Strict Rent Control Has Been Banned in California for 20 Years. Now Voters Could Resurrect it.


Strict Rent Control Has Been Banned in California for 20 Years. Now Voters Could Resurrect it.

2018-09-27T10:36:32+00:00September 27th, 2018|Advocacy, Local Updates|

Walk into almost any rent-controlled apartment building in California, and you will likely find new tenants paying twice the price charged to their neighbors who moved in long ago.

That wasn’t always the case.

In Berkeley and Santa Monica, two liberal cities that 40 years ago pioneered some of the strongest rent control laws in the nation, tenants new and old once paid about the same for rent-controlled apartments.

A Bay Area News Group and Sacramento Bee analysis shows that the monthly cost of a rent-controlled, one-bedroom apartment would be about $1,000 less today for new tenants in those cities if local rules — which capped how much landlords could raise rents for newcomers as well as existing tenants — had remained in place.

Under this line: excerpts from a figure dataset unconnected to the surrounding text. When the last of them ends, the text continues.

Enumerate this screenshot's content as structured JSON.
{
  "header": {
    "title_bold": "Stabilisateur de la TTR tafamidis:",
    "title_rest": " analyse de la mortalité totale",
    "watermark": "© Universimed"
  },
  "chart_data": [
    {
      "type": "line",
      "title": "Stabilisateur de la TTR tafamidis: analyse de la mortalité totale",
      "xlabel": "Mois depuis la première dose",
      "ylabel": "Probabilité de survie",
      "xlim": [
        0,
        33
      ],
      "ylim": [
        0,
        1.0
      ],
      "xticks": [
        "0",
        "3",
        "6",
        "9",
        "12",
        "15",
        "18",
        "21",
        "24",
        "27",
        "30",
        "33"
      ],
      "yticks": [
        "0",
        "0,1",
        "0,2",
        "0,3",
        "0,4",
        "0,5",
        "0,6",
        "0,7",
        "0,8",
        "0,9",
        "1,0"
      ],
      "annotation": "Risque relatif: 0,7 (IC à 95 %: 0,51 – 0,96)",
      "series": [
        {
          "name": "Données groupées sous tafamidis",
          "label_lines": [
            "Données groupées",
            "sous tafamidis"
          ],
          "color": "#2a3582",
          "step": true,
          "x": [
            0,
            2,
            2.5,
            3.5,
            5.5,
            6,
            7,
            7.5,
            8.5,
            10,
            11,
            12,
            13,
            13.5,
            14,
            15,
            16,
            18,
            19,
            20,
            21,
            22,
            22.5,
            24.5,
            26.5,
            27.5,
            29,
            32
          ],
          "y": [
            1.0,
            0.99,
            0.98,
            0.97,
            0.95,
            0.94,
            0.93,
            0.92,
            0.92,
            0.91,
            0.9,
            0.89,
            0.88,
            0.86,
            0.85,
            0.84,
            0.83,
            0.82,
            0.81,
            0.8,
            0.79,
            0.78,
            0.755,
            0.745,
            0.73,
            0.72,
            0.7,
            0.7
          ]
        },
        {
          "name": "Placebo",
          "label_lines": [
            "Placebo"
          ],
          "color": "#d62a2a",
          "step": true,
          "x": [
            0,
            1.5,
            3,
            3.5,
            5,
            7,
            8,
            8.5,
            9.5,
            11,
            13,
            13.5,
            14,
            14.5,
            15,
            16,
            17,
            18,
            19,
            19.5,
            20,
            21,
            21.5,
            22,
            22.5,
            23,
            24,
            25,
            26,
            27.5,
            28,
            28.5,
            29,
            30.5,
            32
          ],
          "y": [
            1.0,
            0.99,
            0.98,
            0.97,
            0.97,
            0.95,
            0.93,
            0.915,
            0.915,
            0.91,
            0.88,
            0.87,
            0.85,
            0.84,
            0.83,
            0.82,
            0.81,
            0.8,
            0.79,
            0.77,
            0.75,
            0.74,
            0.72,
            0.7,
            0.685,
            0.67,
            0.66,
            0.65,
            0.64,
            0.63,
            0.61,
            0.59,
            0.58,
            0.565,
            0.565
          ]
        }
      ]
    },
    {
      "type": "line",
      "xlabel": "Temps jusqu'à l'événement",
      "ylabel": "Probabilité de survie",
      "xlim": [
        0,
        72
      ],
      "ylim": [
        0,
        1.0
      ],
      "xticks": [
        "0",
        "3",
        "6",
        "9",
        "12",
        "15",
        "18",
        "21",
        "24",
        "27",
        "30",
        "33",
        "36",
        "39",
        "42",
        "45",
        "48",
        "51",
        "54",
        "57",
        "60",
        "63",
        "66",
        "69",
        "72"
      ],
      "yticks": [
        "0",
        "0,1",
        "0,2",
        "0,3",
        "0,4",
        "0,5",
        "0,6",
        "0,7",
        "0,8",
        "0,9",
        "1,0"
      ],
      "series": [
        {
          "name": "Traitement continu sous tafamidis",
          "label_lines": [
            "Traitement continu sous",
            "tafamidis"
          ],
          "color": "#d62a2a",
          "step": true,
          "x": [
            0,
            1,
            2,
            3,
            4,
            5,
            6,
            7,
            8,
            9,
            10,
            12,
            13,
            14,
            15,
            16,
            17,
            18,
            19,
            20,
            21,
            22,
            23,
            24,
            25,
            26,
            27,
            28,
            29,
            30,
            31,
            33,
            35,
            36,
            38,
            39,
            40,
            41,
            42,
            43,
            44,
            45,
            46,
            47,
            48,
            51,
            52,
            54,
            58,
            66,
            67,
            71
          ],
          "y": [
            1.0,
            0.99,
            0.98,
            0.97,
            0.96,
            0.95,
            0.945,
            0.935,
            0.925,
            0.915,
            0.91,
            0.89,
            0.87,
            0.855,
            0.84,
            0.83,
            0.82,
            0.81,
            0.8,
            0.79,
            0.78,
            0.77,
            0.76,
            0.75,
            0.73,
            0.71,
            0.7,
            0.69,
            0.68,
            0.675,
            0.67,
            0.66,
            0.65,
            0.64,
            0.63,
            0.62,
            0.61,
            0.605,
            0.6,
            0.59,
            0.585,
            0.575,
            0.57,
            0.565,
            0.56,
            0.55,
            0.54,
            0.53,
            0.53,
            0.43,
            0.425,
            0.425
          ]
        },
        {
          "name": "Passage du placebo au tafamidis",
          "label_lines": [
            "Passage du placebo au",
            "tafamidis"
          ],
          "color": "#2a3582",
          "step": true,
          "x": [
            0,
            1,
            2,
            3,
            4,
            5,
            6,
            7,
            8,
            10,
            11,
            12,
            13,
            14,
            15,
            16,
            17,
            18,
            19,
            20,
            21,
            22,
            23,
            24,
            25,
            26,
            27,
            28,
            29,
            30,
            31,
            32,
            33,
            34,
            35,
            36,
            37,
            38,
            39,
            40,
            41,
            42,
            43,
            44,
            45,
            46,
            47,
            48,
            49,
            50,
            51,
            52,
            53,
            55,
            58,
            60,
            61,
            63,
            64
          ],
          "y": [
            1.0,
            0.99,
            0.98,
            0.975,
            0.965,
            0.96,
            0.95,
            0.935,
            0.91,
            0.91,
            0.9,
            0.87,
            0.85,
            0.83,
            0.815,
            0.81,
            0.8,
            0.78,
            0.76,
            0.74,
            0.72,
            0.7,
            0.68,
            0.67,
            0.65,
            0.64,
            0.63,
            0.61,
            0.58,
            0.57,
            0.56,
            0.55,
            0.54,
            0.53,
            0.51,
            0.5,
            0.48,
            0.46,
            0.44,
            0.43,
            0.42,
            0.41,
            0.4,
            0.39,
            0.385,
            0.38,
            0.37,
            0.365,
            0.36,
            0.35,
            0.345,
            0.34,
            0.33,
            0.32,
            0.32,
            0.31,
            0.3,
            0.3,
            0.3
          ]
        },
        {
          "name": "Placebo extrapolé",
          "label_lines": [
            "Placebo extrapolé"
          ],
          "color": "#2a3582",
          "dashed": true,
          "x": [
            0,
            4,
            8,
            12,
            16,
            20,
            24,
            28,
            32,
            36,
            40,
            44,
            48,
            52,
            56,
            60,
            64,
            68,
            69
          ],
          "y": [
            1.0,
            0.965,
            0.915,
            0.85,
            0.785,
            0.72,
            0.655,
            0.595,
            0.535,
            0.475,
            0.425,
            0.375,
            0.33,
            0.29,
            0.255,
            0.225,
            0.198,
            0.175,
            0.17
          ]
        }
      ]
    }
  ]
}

Those rules, and the state law that banned them, are now at the heart of a costly, high-stakes battle over rent control in California.

A renters’ revolt, fueled by a growing statewide housing-affordability crisis in which 1.5 million California households are paying more than half their income on rent, is driving a November ballot measure to repeal a sweeping 1995 state law called the Costa-Hawkins Rental Housing Act.

If voters approve Proposition 10, cities up and down the state will instantly regain broad authority to regulate rents as they see fit, including placing rent controls on apartments built after 1995, which is currently prohibited under existing state law.

At the crux of the debate is a polarizing policy banned by Costa-Hawkins called “vacancy control,” which Berkeley, Santa Monica and the smaller cities of East Palo Alto and West Hollywood once used to prevent property owners from charging market rate for apartments even after a tenant moved out.

If the initiative passes, “I think you’ll see people organizing all over the state to get or strengthen rent controls, and that would have an enormous ripple effect through the rest of the state’s politics,” said Stephen Barton, a former Berkeley city housing official and rent-control expert who is supporting the Proposition 10 campaign.

But critics of such strict rent control, including most economists, argue it will stymie housing development, worsening the state’s already severe housing shortage. Some landlords, they say, will simply sell their properties if it becomes far less profitable to rent them — as many did in Berkeley and Santa Monica decades ago.

“We need some form of rent control, but vacancy control has probably more negative effects than it has positive effects, overall,” said Greg Morrow, executive director of the real estate development and design program at UC Berkeley’s College of Environmental Design. “It’s kind of a bridge too far for me, anyway – and I would think probably for most people.”

An analysis of research and city rental data from Berkeley and Santa Monica — cities poised to resurrect vacancy control if Proposition 10 passes — reveals just how high the stakes are for landlords, tenants and the housing supply in California.

Tenants: In Santa Monica, the median price of a rent-controlled, one-bedroom was $1,907 a month at the end of 2017, the most recent city data available. That same unit would have gone for $900 per month under the city’s now-banned vacancy control rules. Had Berkeley continued to enforce rent caps for new and old tenants alike, the median rent-controlled, one-bedroom apartment would have cost a new tenant just less than $1,050 last year, assuming rents rose with inflation. That’s half the price a new tenant paid last year to get into a rent-controlled apartment set at market rate.

Landlords: Landlords in Berkeley last year collected nearly $424 million from their rent-controlled properties. But that would have dropped 34 percent – to just $279 million – if vacancy control rules had been in effect and rents had merely risen with inflation, Barton estimated. In Santa Monica, landlords’ total income was $489 million by the end of 2017, significantly more than the $229 million they would have taken in had Costa-Hawkins not been in place, according to a city estimate based on median market-rate rents.